Uber is losing $1 billion per year to compete in China, as it looks to gain a foothold in the massive market and compete against the ride-sharing leader in the region.
"We're profitable in the USA, but we're losing over $1 billion a year in China," Uber's CEO Travis Kalanick told Canadian technology platform Betakit, according to Reuters.
"We have a fierce competitor that's unprofitable in every city they exist in, but they're buying up market share. I wish the world wasn't that way," Kalanick continued.
To fight off competition, China's Didi Kuaidi, backed by bigwigs Tencent Holdings and Alibaba Group, heavily subsidize rides in China to attract users.

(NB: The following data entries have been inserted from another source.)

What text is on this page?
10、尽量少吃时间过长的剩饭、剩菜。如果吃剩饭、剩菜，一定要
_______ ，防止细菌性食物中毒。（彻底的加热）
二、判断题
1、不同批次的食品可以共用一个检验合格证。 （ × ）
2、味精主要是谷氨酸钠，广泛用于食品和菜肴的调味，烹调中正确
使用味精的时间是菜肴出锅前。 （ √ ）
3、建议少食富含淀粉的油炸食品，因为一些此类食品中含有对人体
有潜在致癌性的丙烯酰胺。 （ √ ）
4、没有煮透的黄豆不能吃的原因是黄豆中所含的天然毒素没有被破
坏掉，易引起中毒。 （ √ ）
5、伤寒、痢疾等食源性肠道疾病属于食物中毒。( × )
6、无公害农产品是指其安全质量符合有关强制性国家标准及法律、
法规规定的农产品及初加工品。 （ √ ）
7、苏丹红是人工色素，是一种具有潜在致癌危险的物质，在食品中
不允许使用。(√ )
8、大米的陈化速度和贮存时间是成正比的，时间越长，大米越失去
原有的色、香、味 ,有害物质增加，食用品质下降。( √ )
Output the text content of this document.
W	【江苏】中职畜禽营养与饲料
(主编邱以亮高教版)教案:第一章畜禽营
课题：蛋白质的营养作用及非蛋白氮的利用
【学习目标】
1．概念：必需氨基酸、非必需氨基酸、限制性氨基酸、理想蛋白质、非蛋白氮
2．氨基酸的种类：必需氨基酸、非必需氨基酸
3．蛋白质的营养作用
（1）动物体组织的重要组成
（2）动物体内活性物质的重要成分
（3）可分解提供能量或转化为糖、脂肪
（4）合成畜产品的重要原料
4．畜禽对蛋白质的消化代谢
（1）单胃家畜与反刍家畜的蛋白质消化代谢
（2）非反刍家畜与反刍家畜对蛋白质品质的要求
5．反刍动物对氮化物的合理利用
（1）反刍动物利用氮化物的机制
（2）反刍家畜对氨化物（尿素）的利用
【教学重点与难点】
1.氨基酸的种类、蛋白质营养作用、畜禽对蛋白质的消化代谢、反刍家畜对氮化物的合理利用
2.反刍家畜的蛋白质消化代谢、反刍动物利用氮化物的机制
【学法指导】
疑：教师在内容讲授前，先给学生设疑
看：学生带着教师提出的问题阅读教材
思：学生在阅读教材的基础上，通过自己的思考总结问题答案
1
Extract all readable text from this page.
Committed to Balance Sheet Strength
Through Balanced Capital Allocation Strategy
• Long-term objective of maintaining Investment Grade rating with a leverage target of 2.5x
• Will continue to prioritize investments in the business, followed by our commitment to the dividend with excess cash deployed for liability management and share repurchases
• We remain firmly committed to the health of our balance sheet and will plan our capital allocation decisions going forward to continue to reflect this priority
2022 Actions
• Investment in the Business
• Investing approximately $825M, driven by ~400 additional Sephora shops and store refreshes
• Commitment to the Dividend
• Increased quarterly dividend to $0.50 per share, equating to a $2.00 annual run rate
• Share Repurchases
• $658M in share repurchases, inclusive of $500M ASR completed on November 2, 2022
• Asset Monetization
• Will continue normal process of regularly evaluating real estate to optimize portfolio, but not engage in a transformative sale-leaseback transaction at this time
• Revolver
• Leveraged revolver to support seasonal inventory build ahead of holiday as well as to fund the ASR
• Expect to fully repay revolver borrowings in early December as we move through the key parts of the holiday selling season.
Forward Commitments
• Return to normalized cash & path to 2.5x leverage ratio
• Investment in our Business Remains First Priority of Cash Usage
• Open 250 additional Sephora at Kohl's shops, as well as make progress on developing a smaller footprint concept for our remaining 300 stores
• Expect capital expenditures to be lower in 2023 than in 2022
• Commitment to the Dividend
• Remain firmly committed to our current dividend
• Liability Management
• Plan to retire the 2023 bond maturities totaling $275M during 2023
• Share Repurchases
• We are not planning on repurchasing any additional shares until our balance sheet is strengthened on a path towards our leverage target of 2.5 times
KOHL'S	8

Even with the loss, Uber's China unit was recently valued at $8 billion after it raised $1 billion in funding. Didi Kuaidi recently rose $3 billion in its last funding round in September, giving it a valuation of around $16.5 billion.
"I think there is this thinking that, '[Uber] expanded to Australia, Singapore and Hong Kong and it should just all work, no problem,' " said Tarr. "China is such a different animal in terms of dealing with the local culture, the protectionism and the fact that you don't have local investors," said Greg Tarr, partner at CrossPacific Capital.
We've reached out to Uber for more details on the financial figures.